The term ‘star-chitect’ was coined to define a new breed of builders, the Rem Koolhaases and the Frank Gehrys, whose celebrity status in the design world is as big as the structures they build. Then, of course, there is the ‘Starck-itect’, a term that only refers to the discipline-blurring Frenchman, one of the most famous contemporary designers today. Philippe Starck’s trademarked plus-sign is recognizable worldwide, even if you can’t tell the difference between Zaha Hadid and Karim Rashid. He has constructed interiors, like the sophisticated Hudson Hotel in Midtown with an exquisite library or Spain’s magical Ramses Restaurant. Starck has tackled vehicles, like this year’s commissioned Motor Yacht A for the Eurostar train station in Paris. This year he traded 3D renderings for cashmere and knits, introducing a fully realized, 60-piece fashion line with Italian clothier Ballantyne.

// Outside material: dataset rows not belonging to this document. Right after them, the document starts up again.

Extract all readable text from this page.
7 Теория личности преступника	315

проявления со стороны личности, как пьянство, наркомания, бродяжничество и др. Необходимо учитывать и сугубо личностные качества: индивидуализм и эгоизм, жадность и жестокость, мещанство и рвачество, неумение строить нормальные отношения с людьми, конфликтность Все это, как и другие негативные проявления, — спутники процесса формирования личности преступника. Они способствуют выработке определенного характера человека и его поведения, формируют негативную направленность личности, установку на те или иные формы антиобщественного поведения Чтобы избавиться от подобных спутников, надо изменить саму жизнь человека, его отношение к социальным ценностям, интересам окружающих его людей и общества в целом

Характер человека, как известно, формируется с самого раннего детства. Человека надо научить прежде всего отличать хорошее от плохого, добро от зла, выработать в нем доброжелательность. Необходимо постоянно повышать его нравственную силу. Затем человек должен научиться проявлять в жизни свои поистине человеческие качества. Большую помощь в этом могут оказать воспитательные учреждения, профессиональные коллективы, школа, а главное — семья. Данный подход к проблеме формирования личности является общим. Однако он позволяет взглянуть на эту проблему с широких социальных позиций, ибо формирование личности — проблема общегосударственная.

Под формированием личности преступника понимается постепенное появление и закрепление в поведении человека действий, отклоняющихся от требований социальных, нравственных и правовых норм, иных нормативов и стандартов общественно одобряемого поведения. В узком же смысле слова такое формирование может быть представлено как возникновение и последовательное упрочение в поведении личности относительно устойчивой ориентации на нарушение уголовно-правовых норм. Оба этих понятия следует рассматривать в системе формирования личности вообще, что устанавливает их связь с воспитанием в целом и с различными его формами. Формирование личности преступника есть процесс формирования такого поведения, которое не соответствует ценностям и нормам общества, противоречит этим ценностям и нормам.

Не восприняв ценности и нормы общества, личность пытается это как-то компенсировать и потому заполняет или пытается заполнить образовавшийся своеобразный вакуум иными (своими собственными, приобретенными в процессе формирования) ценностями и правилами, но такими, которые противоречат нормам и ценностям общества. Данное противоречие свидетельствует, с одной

Last month at Pitti Immagine in Florence, Starck debuted his characteristic techno-modernism, through simple steel-colored dusters with slouched hoods for men and long, hooded tunics with florescent details for women. Nothing groundbreaking, just soft, well-crafted sweaters and jackets, lined with silk or made from cashmere. Full collections appeared for both genders, and Starck With Ballantyne excels when the raw edges are folded back to reveal tangerine or lime pops of color. Hitting Ballantyne stores this fall, the clothing is geared towards basics, or as Starck says, “nothing else than just what we really need anytime, anywhere.” The line, unlike his previous collaborations with Fossil or Puma, which focused on one-offs, is complete with scarves, glasses, bags and belts. For a man who has traversed many interior and exterior, it’s a treat to see his take on an entire landscape of looks.